Mitochondria are dynamic organelles essential for neuronal energy supply and their dysfunction is associated with the early stages of neurodegenerative disorders like Alzheimer’s disease. Increasing evidence suggests that astrocytes contribute to neuronal mitochondrial homeostasis by degrading damaged organelles transferred from neurons or by donating functional mitochondrial material. Among the proposed mechanisms, mitochondrial transfer can occur via secretion of extracellular vesicles (EVs). Recently, a new EV subpopulation, named mitovesicles (mitoEVs), has been described. These vesicles possess a double membrane, are enriched in mitochondrial proteins and retain membrane potential, suggesting a possible protective role on metabolism.

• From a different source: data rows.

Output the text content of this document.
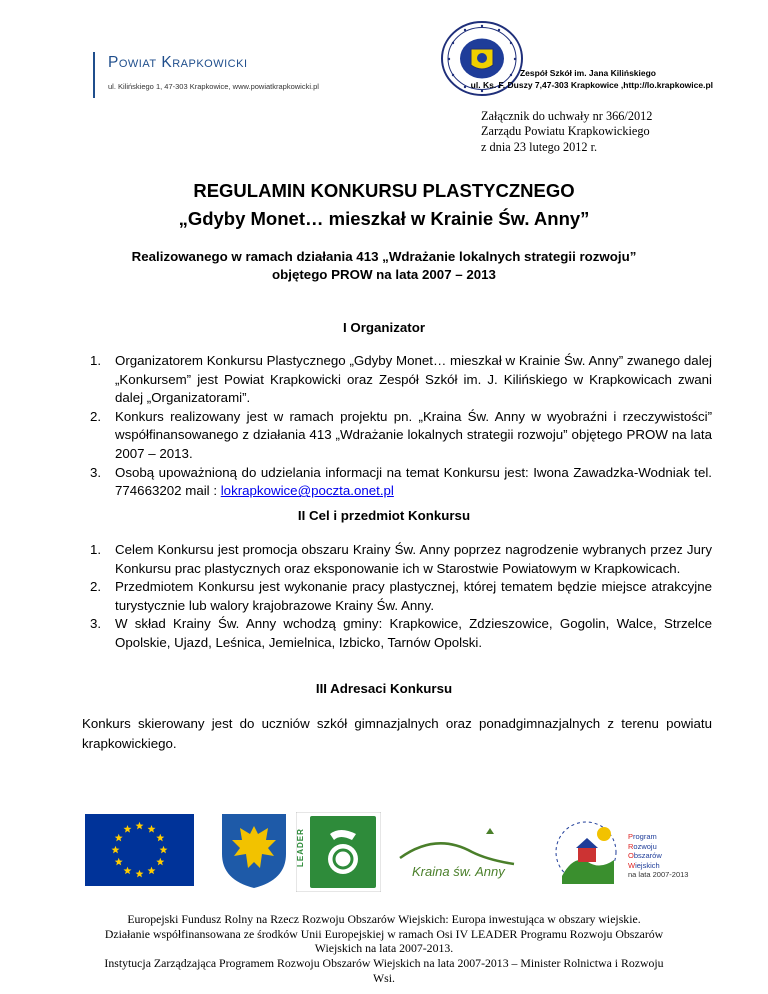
Powiat Krapkowicki
ul. Kilińskiego 1, 47-303 Krapkowice, www.powiatkrapkowicki.pl
Zespół Szkół im. Jana Kilińskiego
ul. Ks. F. Duszy 7,47-303 Krapkowice ,http://lo.krapkowice.pl
Załącznik do uchwały nr 366/2012
Zarządu Powiatu Krapkowickiego
z dnia 23 lutego 2012 r.
REGULAMIN KONKURSU PLASTYCZNEGO
„Gdyby Monet… mieszkał w Krainie Św. Anny”
Realizowanego w ramach działania 413 „Wdrażanie lokalnych strategii rozwoju”
objętego PROW na lata 2007 – 2013
I Organizator
1. Organizatorem Konkursu Plastycznego „Gdyby Monet… mieszkał w Krainie Św. Anny” zwanego dalej „Konkursem” jest Powiat Krapkowicki oraz Zespół Szkół im. J. Kilińskiego w Krapkowicach zwani dalej „Organizatorami”.
2. Konkurs realizowany jest w ramach projektu pn. „Kraina Św. Anny w wyobraźni i rzeczywistości” współfinansowanego z działania 413 „Wdrażanie lokalnych strategii rozwoju” objętego PROW na lata 2007 – 2013.
3. Osobą upoważnioną do udzielania informacji na temat Konkursu jest: Iwona Zawadzka-Wodniak tel. 774663202 mail : lokrapkowice@poczta.onet.pl
II Cel i przedmiot Konkursu
1. Celem Konkursu jest promocja obszaru Krainy Św. Anny poprzez nagrodzenie wybranych przez Jury Konkursu prac plastycznych oraz eksponowanie ich w Starostwie Powiatowym w Krapkowicach.
2. Przedmiotem Konkursu jest wykonanie pracy plastycznej, której tematem będzie miejsce atrakcyjne turystycznie lub walory krajobrazowe Krainy Św. Anny.
3. W skład Krainy Św. Anny wchodzą gminy: Krapkowice, Zdzieszowice, Gogolin, Walce, Strzelce Opolskie, Ujazd, Leśnica, Jemielnica, Izbicko, Tarnów Opolski.
III Adresaci Konkursu
Konkurs skierowany jest do uczniów szkół gimnazjalnych oraz ponadgimnazjalnych z terenu powiatu krapkowickiego.
LEADER
Kraina św. Anny
Program
Rozwoju
Obszarów
Wiejskich
na lata 2007-2013
Europejski Fundusz Rolny na Rzecz Rozwoju Obszarów Wiejskich: Europa inwestująca w obszary wiejskie.
Działanie współfinansowana ze środków Unii Europejskiej w ramach Osi IV LEADER Programu Rozwoju Obszarów
Wiejskich na lata 2007-2013.
Instytucja Zarządzająca Programem Rozwoju Obszarów Wiejskich na lata 2007-2013 – Minister Rolnictwa i Rozwoju
Wsi.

In this study, we used primary astrocytes and neurons derived from App^NL-G-F mouse brains to investigate how mitoEVs derived from wild-type astrocytes affect this knock-in AD model. We observed that mitoEVs from WT and App^NL-G-F astrocytes share structural features but differ in protein content, suggesting potential functional differences. A safe dosage for neuronal treatment was determined; however, we did not observe any substantial alteration in synaptic ATP levels in treated neurons. Notably, treatment of AD neurons with WT mitoEVs reduced lipid droplets accumulation, whereas App^NL-G-F mitoEVs failed to do so, supporting the hypothesis that vesicle cargo influences its neuroprotective potential. Altogether, these findings suggest that astrocytic mitoEVs may exert neuroprotective effects by restoring lipid homeostasis, shedding new light on the role of EVs in metabolic communication. However, their precise mechanism of action remains to be clarified.